The "jingle" from the Congress, Treasury and the US administration about coronavirus aid was hollow again. Controversial messages culminated in Trump's trash talk in Twitter that Democrats want to hand out cash to Democratic states - poorly run and with high crime rates. Who would doubt that the fiscal deal is nothing more than a convenient opportunity to please traditional and potential voters and earn extra political points. The horse trading that we observe looks like attempts to hog the covers.

As long as the harm from delaying the aid (i.e. wrath of constituents) does not outweigh the expected political gain from striking a deal with an opposing party, it makes sense to delay it. There is no urgent need, judging by the US labor market data and retail sales, yet. Democrats can deliberately pursue disadvantageous for the GOP channels of cash distribution, based on Biden's lead in polls.
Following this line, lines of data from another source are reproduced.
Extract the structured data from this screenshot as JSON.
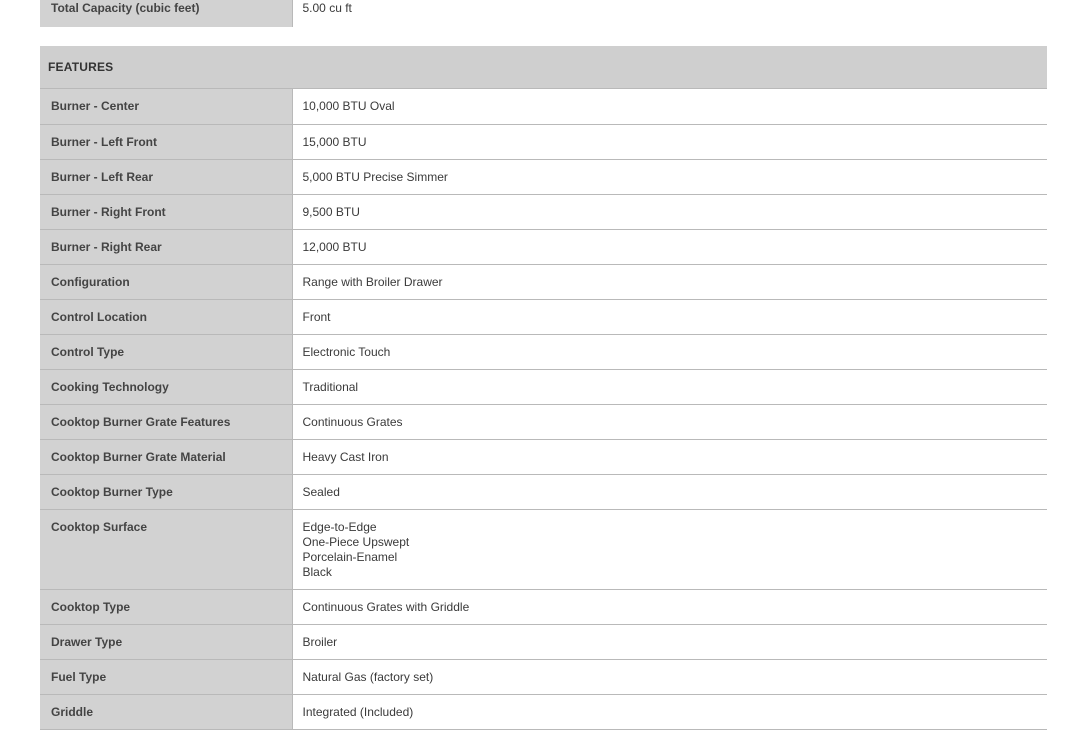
{
  "capacity": {
    "label": "Total Capacity (cubic feet)",
    "value": "5.00 cu ft"
  },
  "features": {
    "header": "FEATURES",
    "rows": [
      {
        "label": "Burner - Center",
        "value": "10,000 BTU Oval"
      },
      {
        "label": "Burner - Left Front",
        "value": "15,000 BTU"
      },
      {
        "label": "Burner - Left Rear",
        "value": "5,000 BTU Precise Simmer"
      },
      {
        "label": "Burner - Right Front",
        "value": "9,500 BTU"
      },
      {
        "label": "Burner - Right Rear",
        "value": "12,000 BTU"
      },
      {
        "label": "Configuration",
        "value": "Range with Broiler Drawer"
      },
      {
        "label": "Control Location",
        "value": "Front"
      },
      {
        "label": "Control Type",
        "value": "Electronic Touch"
      },
      {
        "label": "Cooking Technology",
        "value": "Traditional"
      },
      {
        "label": "Cooktop Burner Grate Features",
        "value": "Continuous Grates"
      },
      {
        "label": "Cooktop Burner Grate Material",
        "value": "Heavy Cast Iron"
      },
      {
        "label": "Cooktop Burner Type",
        "value": "Sealed"
      },
      {
        "label": "Cooktop Surface",
        "values": [
          "Edge-to-Edge",
          "One-Piece Upswept",
          "Porcelain-Enamel",
          "Black"
        ]
      },
      {
        "label": "Cooktop Type",
        "value": "Continuous Grates with Griddle"
      },
      {
        "label": "Drawer Type",
        "value": "Broiler"
      },
      {
        "label": "Fuel Type",
        "value": "Natural Gas (factory set)"
      },
      {
        "label": "Griddle",
        "value": "Integrated (Included)"
      }
    ]
  }
}
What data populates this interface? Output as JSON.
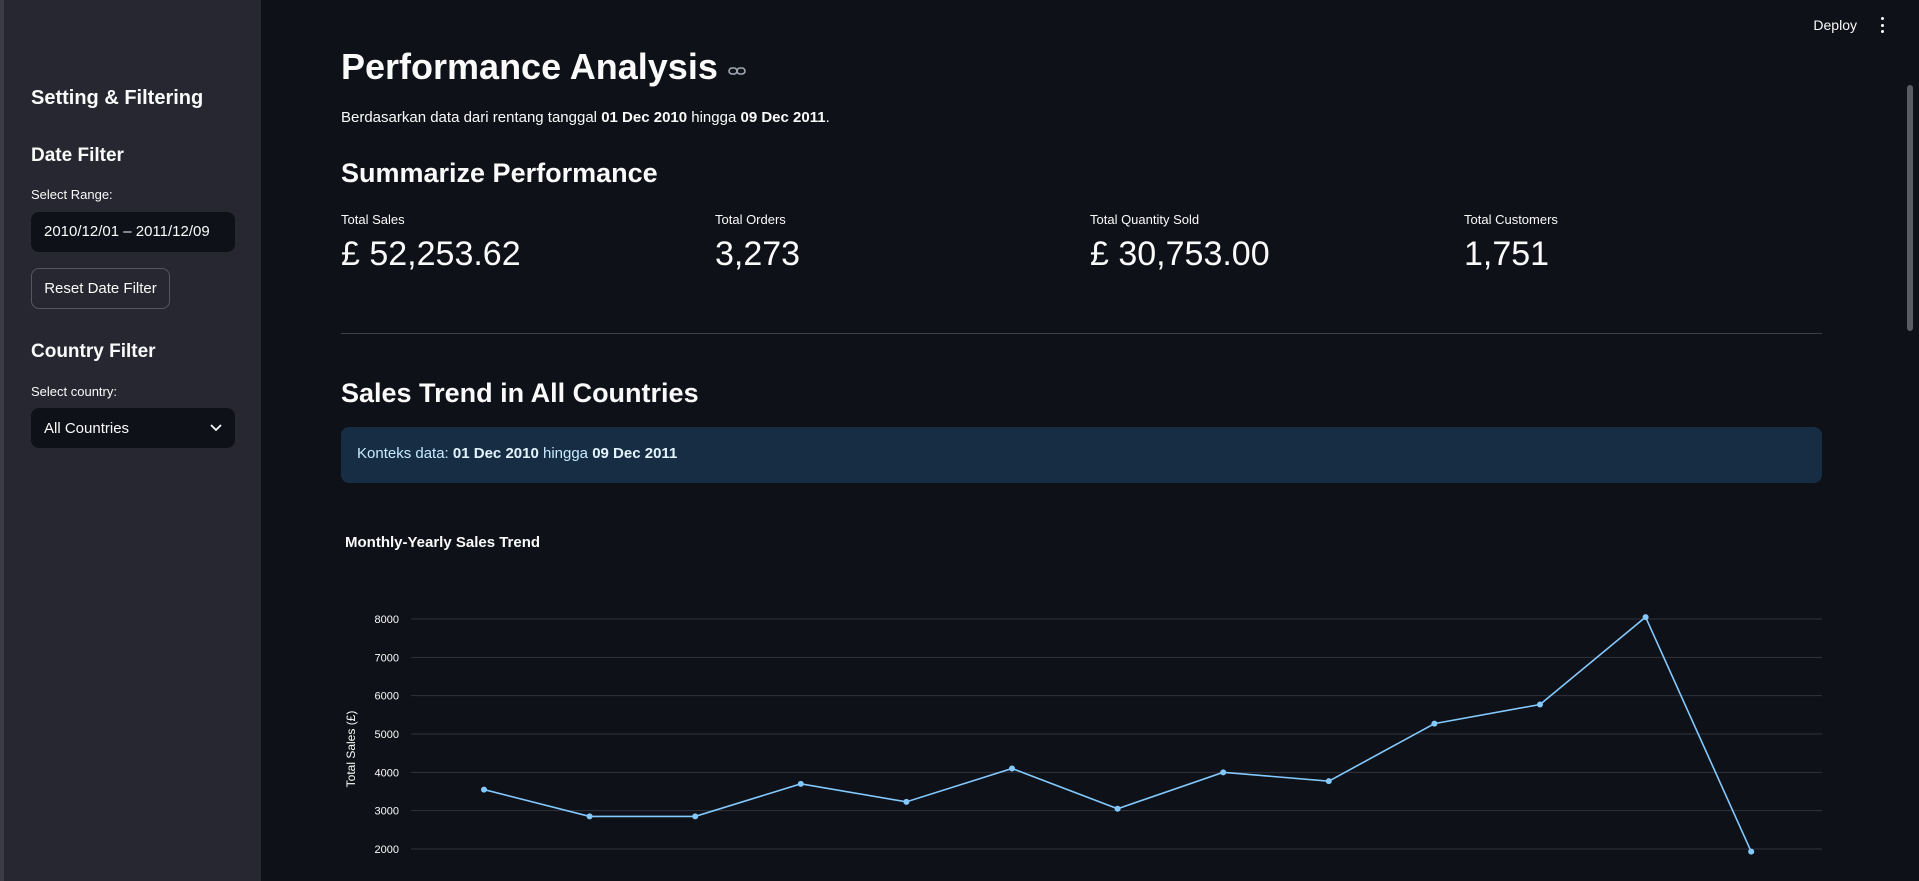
{
  "topbar": {
    "deploy_label": "Deploy",
    "menu_icon": "kebab-menu-icon"
  },
  "sidebar": {
    "title": "Setting & Filtering",
    "date_filter": {
      "heading": "Date Filter",
      "label": "Select Range:",
      "value": "2010/12/01 – 2011/12/09",
      "reset_label": "Reset Date Filter"
    },
    "country_filter": {
      "heading": "Country Filter",
      "label": "Select country:",
      "value": "All Countries"
    }
  },
  "main": {
    "title": "Performance Analysis",
    "subtitle": {
      "prefix": "Berdasarkan data dari rentang tanggal ",
      "start": "01 Dec 2010",
      "middle": " hingga ",
      "end": "09 Dec 2011",
      "suffix": "."
    },
    "summary_heading": "Summarize Performance",
    "metrics": [
      {
        "label": "Total Sales",
        "value": "£ 52,253.62"
      },
      {
        "label": "Total Orders",
        "value": "3,273"
      },
      {
        "label": "Total Quantity Sold",
        "value": "£ 30,753.00"
      },
      {
        "label": "Total Customers",
        "value": "1,751"
      }
    ],
    "trend_heading": "Sales Trend in All Countries",
    "info": {
      "prefix": "Konteks data: ",
      "start": "01 Dec 2010",
      "middle": " hingga ",
      "end": "09 Dec 2011"
    }
  },
  "chart_data": {
    "type": "line",
    "title": "Monthly-Yearly Sales Trend",
    "xlabel": "",
    "ylabel": "Total Sales (£)",
    "ylim": [
      2000,
      8000
    ],
    "yticks": [
      2000,
      3000,
      4000,
      5000,
      6000,
      7000,
      8000
    ],
    "grid": true,
    "line_color": "#83c9ff",
    "series": [
      {
        "values": [
          3550,
          2850,
          2850,
          3700,
          3230,
          4100,
          3050,
          4000,
          3770,
          5270,
          5770,
          8050,
          1930
        ]
      }
    ]
  }
}
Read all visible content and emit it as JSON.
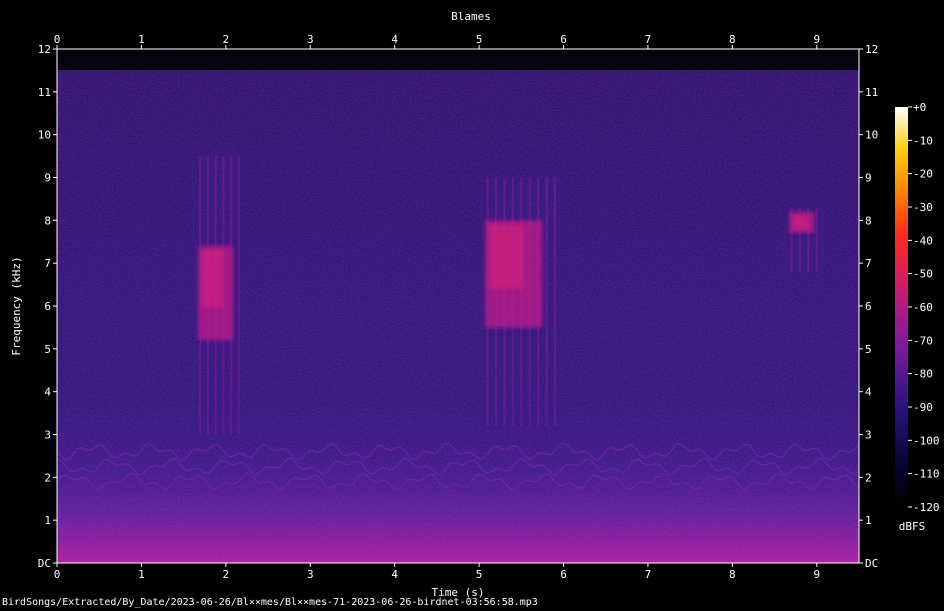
{
  "chart_data": {
    "type": "heatmap",
    "title": "Blames",
    "xlabel": "Time (s)",
    "ylabel": "Frequency (kHz)",
    "x_ticks": [
      "0",
      "1",
      "2",
      "3",
      "4",
      "5",
      "6",
      "7",
      "8",
      "9"
    ],
    "y_ticks": [
      "DC",
      "1",
      "2",
      "3",
      "4",
      "5",
      "6",
      "7",
      "8",
      "9",
      "10",
      "11",
      "12"
    ],
    "xlim": [
      0,
      9.5
    ],
    "ylim": [
      0,
      12
    ],
    "colorbar": {
      "label": "dBFS",
      "ticks": [
        "+0",
        "-10",
        "-20",
        "-30",
        "-40",
        "-50",
        "-60",
        "-70",
        "-80",
        "-90",
        "-100",
        "-110",
        "-120"
      ],
      "range": [
        -120,
        0
      ]
    },
    "noise_floor_khz": 2.5,
    "calls": [
      {
        "t_start": 1.65,
        "t_end": 2.2,
        "f_low_khz": 3.0,
        "f_high_khz": 9.5,
        "peak_f_low_khz": 5.2,
        "peak_f_high_khz": 7.4
      },
      {
        "t_start": 5.05,
        "t_end": 5.95,
        "f_low_khz": 3.2,
        "f_high_khz": 9.0,
        "peak_f_low_khz": 5.5,
        "peak_f_high_khz": 8.0
      },
      {
        "t_start": 8.65,
        "t_end": 9.05,
        "f_low_khz": 6.8,
        "f_high_khz": 8.3,
        "peak_f_low_khz": 7.7,
        "peak_f_high_khz": 8.2
      }
    ],
    "grid": false,
    "legend": "colorbar-right"
  },
  "footer": {
    "filename": "BirdSongs/Extracted/By_Date/2023-06-26/Bl××mes/Bl××mes-71-2023-06-26-birdnet-03:56:58.mp3"
  }
}
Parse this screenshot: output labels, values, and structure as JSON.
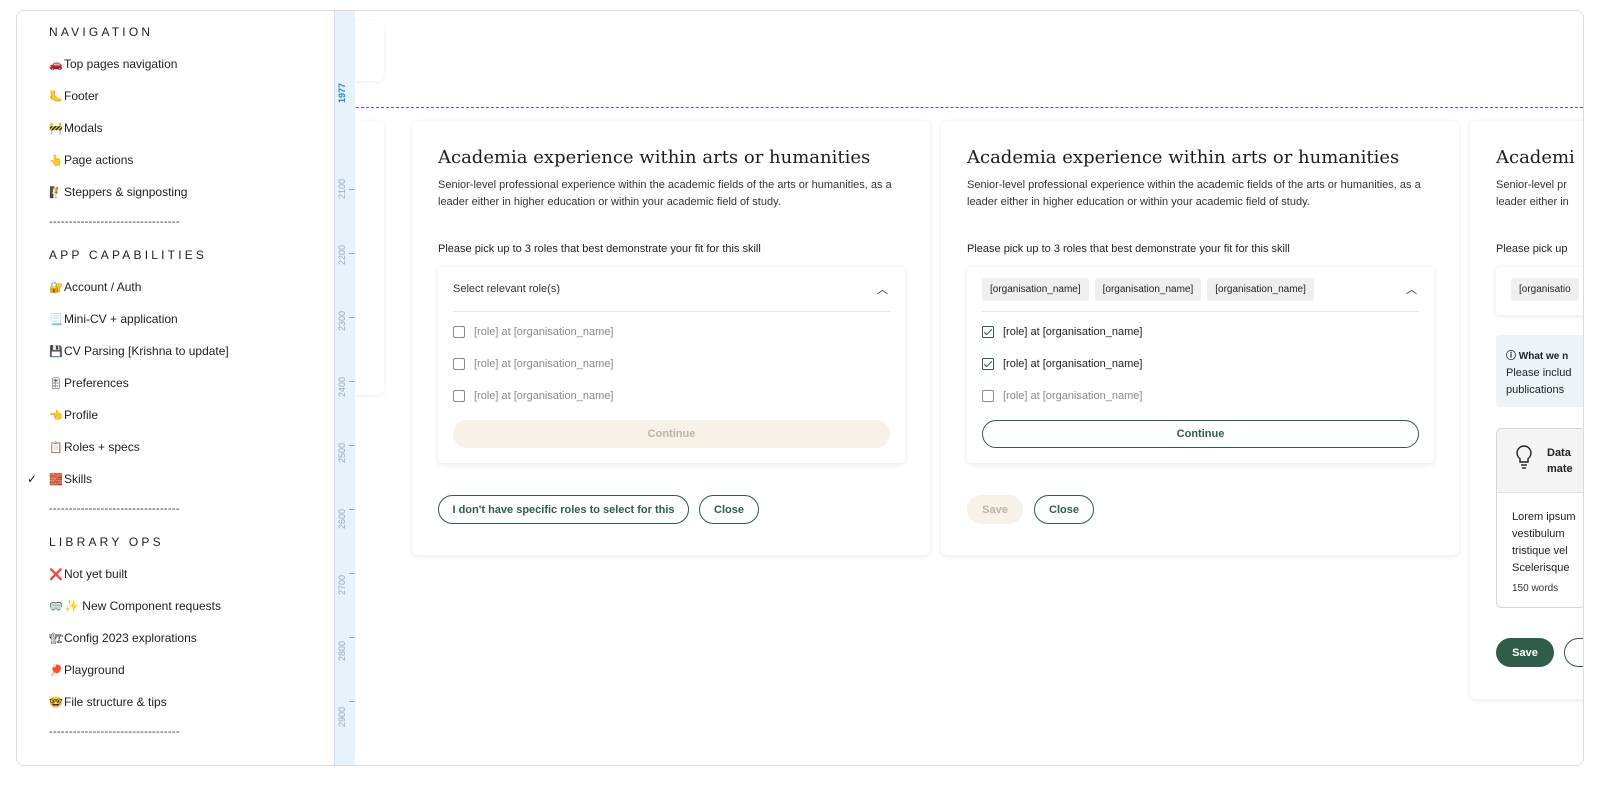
{
  "menu": {
    "sections": [
      {
        "title": "NAVIGATION"
      },
      {
        "title": "APP CAPABILITIES"
      },
      {
        "title": "LIBRARY OPS"
      }
    ],
    "divider": "---------------------------------",
    "items": [
      {
        "emoji": "🚗",
        "label": "Top pages navigation"
      },
      {
        "emoji": "🦶",
        "label": "Footer"
      },
      {
        "emoji": "🚧",
        "label": "Modals"
      },
      {
        "emoji": "👆",
        "label": "Page actions"
      },
      {
        "emoji": "🧗",
        "label": "Steppers & signposting"
      },
      {
        "emoji": "🔐",
        "label": "Account / Auth"
      },
      {
        "emoji": "📃",
        "label": "Mini-CV + application"
      },
      {
        "emoji": "💾",
        "label": "CV Parsing [Krishna to update]"
      },
      {
        "emoji": "🎚",
        "label": "Preferences"
      },
      {
        "emoji": "👈",
        "label": "Profile"
      },
      {
        "emoji": "📋",
        "label": "Roles + specs"
      },
      {
        "emoji": "🧱",
        "label": "Skills",
        "selected": true
      },
      {
        "emoji": "❌",
        "label": "Not yet built"
      },
      {
        "emoji": "🥽",
        "label": "✨ New Component requests"
      },
      {
        "emoji": "🏗",
        "label": "Config 2023 explorations"
      },
      {
        "emoji": "🏓",
        "label": "Playground"
      },
      {
        "emoji": "🤓",
        "label": "File structure & tips"
      }
    ],
    "check": "✓"
  },
  "ruler": {
    "active": "1977",
    "labels": [
      "2100",
      "2200",
      "2300",
      "2400",
      "2500",
      "2600",
      "2700",
      "2800",
      "2900"
    ]
  },
  "skill": {
    "title": "Academia experience within arts or humanities",
    "description": "Senior-level professional experience within the academic fields of the arts or humanities, as a leader either in higher education or within your academic field of study.",
    "prompt": "Please pick up to 3 roles that best demonstrate your fit for this skill",
    "placeholder": "Select relevant role(s)",
    "option": "[role] at [organisation_name]",
    "chip": "[organisation_name]",
    "continue": "Continue",
    "no_roles": "I don't have specific roles to select for this",
    "close": "Close",
    "save": "Save"
  },
  "frame3": {
    "title_partial": "Academi",
    "desc_partial_1": "Senior-level pr",
    "desc_partial_2": "leader either in",
    "prompt_partial": "Please pick up",
    "chip_partial": "[organisatio",
    "info_title": "What we n",
    "info_line1": "Please includ",
    "info_line2": "publications",
    "card_title_1": "Data",
    "card_title_2": "mate",
    "lorem_1": "Lorem ipsum",
    "lorem_2": "vestibulum",
    "lorem_3": "tristique vel",
    "lorem_4": "Scelerisque",
    "words": "150 words",
    "save": "Save"
  },
  "colors": {
    "accent": "#2f5d4a",
    "disabled_bg": "#f7f1e8",
    "guide": "#7c3aed",
    "ruler_active": "#1b86e0"
  }
}
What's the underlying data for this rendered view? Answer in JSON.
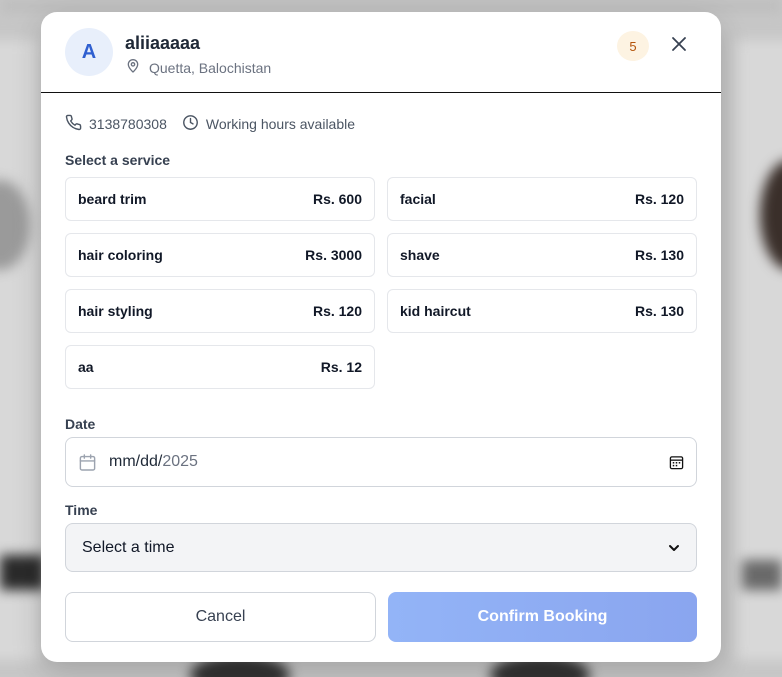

It is not entirely clear why futures reacted up yesterday after so many promises and hopes, but awareness came quickly. The test of 3400 level in SPX futures, which we discussed yesterday, is almost complete, the USD is correcting upward, also in line with yesterday post:

SPX sellers weren’t especially confident or assertive yesterday, but this is just the first test of important level. 200-hour SMA has flipped down but given that the lead of Biden and Democrats in polls has retraced slightly (which drives up the odds of contested elections i), there is little reason to switch to brisk rally and a slightly larger correction and a second test of the 50-SMA are likely.

The situation with the virus in the US continues to be tense, the news front is filled with reports of some kind of new measures there. Europe also actively dampens optimism. I would not be in a hurry to go into longs on the benchmark, even at 3400 level.